Adam, Jr., and Kate laughed. Not the trace of a smile crossed
Agatha's pale face.
"The words do not belong in contiguity," she said. "They are
diametrically opposite in meaning. Please do not allow my ears to
be offended by hearing you place them in propinquity again."
"I'll try not to, Ma," said young Adam; then Agatha smiled on him
approvingly. "When did you meet Mr. Gray, Katherine?" she asked.
"On the foot-log crossing the creek beside Lang's line fence.
Near the spot Nancy Ellen first met him I imagine."
"How did you recognize him?"
"Nancy Ellen had just been showing me his picture and telling me
about him. Great Day, but she's in love with him!"
"And so he is with her, if Lang's conclusions from his behaviour
can be depended upon. They inform me that he can be induced to
converse on no other subject. The whole arrangement appeals to me
as distinctly admirable."
"And you should see the lilac bush and the cabbage roses," said
Kate. "And the strangest thing is Father. He is peaceable as a
lamb. She is not to teach, but to spend the winter sewing on her
clothes and bedding, and Father told her he would give her the
necessary money. She said so. And I suspect he will. He always
favoured her because she was so pretty, and she can come closer to
wheedling him than any of the rest of us excepting you, Agatha."

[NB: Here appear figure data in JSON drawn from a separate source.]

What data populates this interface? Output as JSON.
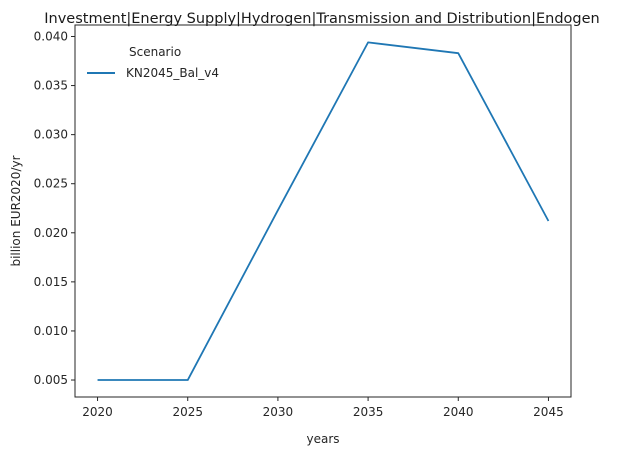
{
  "chart_data": {
    "type": "line",
    "title": "Investment|Energy Supply|Hydrogen|Transmission and Distribution|Endogen",
    "xlabel": "years",
    "ylabel": "billion EUR2020/yr",
    "x": [
      2020,
      2025,
      2030,
      2035,
      2040,
      2045
    ],
    "xticks": [
      "2020",
      "2025",
      "2030",
      "2035",
      "2040",
      "2045"
    ],
    "yticks": [
      "0.005",
      "0.010",
      "0.015",
      "0.020",
      "0.025",
      "0.030",
      "0.035",
      "0.040"
    ],
    "xlim": [
      2018.75,
      2046.25
    ],
    "ylim": [
      0.00327,
      0.04117
    ],
    "grid": false,
    "legend": {
      "title": "Scenario",
      "placement": "top-left"
    },
    "series": [
      {
        "name": "KN2045_Bal_v4",
        "color": "#1f77b4",
        "values": [
          0.005,
          0.005,
          0.0223,
          0.0394,
          0.0383,
          0.0212
        ]
      }
    ]
  }
}
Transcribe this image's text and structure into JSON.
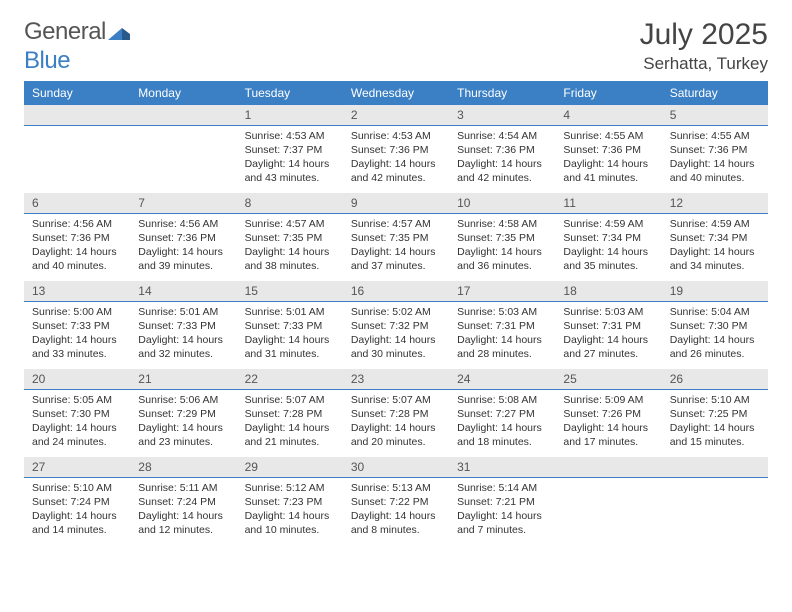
{
  "logo": {
    "text_a": "General",
    "text_b": "Blue"
  },
  "title": "July 2025",
  "location": "Serhatta, Turkey",
  "header_color": "#3b7fc4",
  "daynum_bg": "#e8e8e8",
  "weekdays": [
    "Sunday",
    "Monday",
    "Tuesday",
    "Wednesday",
    "Thursday",
    "Friday",
    "Saturday"
  ],
  "weeks": [
    [
      null,
      null,
      {
        "n": "1",
        "sr": "4:53 AM",
        "ss": "7:37 PM",
        "dl": "14 hours and 43 minutes."
      },
      {
        "n": "2",
        "sr": "4:53 AM",
        "ss": "7:36 PM",
        "dl": "14 hours and 42 minutes."
      },
      {
        "n": "3",
        "sr": "4:54 AM",
        "ss": "7:36 PM",
        "dl": "14 hours and 42 minutes."
      },
      {
        "n": "4",
        "sr": "4:55 AM",
        "ss": "7:36 PM",
        "dl": "14 hours and 41 minutes."
      },
      {
        "n": "5",
        "sr": "4:55 AM",
        "ss": "7:36 PM",
        "dl": "14 hours and 40 minutes."
      }
    ],
    [
      {
        "n": "6",
        "sr": "4:56 AM",
        "ss": "7:36 PM",
        "dl": "14 hours and 40 minutes."
      },
      {
        "n": "7",
        "sr": "4:56 AM",
        "ss": "7:36 PM",
        "dl": "14 hours and 39 minutes."
      },
      {
        "n": "8",
        "sr": "4:57 AM",
        "ss": "7:35 PM",
        "dl": "14 hours and 38 minutes."
      },
      {
        "n": "9",
        "sr": "4:57 AM",
        "ss": "7:35 PM",
        "dl": "14 hours and 37 minutes."
      },
      {
        "n": "10",
        "sr": "4:58 AM",
        "ss": "7:35 PM",
        "dl": "14 hours and 36 minutes."
      },
      {
        "n": "11",
        "sr": "4:59 AM",
        "ss": "7:34 PM",
        "dl": "14 hours and 35 minutes."
      },
      {
        "n": "12",
        "sr": "4:59 AM",
        "ss": "7:34 PM",
        "dl": "14 hours and 34 minutes."
      }
    ],
    [
      {
        "n": "13",
        "sr": "5:00 AM",
        "ss": "7:33 PM",
        "dl": "14 hours and 33 minutes."
      },
      {
        "n": "14",
        "sr": "5:01 AM",
        "ss": "7:33 PM",
        "dl": "14 hours and 32 minutes."
      },
      {
        "n": "15",
        "sr": "5:01 AM",
        "ss": "7:33 PM",
        "dl": "14 hours and 31 minutes."
      },
      {
        "n": "16",
        "sr": "5:02 AM",
        "ss": "7:32 PM",
        "dl": "14 hours and 30 minutes."
      },
      {
        "n": "17",
        "sr": "5:03 AM",
        "ss": "7:31 PM",
        "dl": "14 hours and 28 minutes."
      },
      {
        "n": "18",
        "sr": "5:03 AM",
        "ss": "7:31 PM",
        "dl": "14 hours and 27 minutes."
      },
      {
        "n": "19",
        "sr": "5:04 AM",
        "ss": "7:30 PM",
        "dl": "14 hours and 26 minutes."
      }
    ],
    [
      {
        "n": "20",
        "sr": "5:05 AM",
        "ss": "7:30 PM",
        "dl": "14 hours and 24 minutes."
      },
      {
        "n": "21",
        "sr": "5:06 AM",
        "ss": "7:29 PM",
        "dl": "14 hours and 23 minutes."
      },
      {
        "n": "22",
        "sr": "5:07 AM",
        "ss": "7:28 PM",
        "dl": "14 hours and 21 minutes."
      },
      {
        "n": "23",
        "sr": "5:07 AM",
        "ss": "7:28 PM",
        "dl": "14 hours and 20 minutes."
      },
      {
        "n": "24",
        "sr": "5:08 AM",
        "ss": "7:27 PM",
        "dl": "14 hours and 18 minutes."
      },
      {
        "n": "25",
        "sr": "5:09 AM",
        "ss": "7:26 PM",
        "dl": "14 hours and 17 minutes."
      },
      {
        "n": "26",
        "sr": "5:10 AM",
        "ss": "7:25 PM",
        "dl": "14 hours and 15 minutes."
      }
    ],
    [
      {
        "n": "27",
        "sr": "5:10 AM",
        "ss": "7:24 PM",
        "dl": "14 hours and 14 minutes."
      },
      {
        "n": "28",
        "sr": "5:11 AM",
        "ss": "7:24 PM",
        "dl": "14 hours and 12 minutes."
      },
      {
        "n": "29",
        "sr": "5:12 AM",
        "ss": "7:23 PM",
        "dl": "14 hours and 10 minutes."
      },
      {
        "n": "30",
        "sr": "5:13 AM",
        "ss": "7:22 PM",
        "dl": "14 hours and 8 minutes."
      },
      {
        "n": "31",
        "sr": "5:14 AM",
        "ss": "7:21 PM",
        "dl": "14 hours and 7 minutes."
      },
      null,
      null
    ]
  ],
  "labels": {
    "sunrise": "Sunrise:",
    "sunset": "Sunset:",
    "daylight": "Daylight:"
  }
}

"It is an innovation, surely!"
"Mother is nearly as bad. Father furnishing money for clothes and
painting the barn is no more remarkable than Mother letting her
turn the house inside out. If it had been I, Father would have
told me to teach my school this winter, buy my own clothes and
linen with the money I had earned, and do my sewing next summer.
But I am not jealous. It is because she is handsome, and the man
fine-looking and with such good prospects."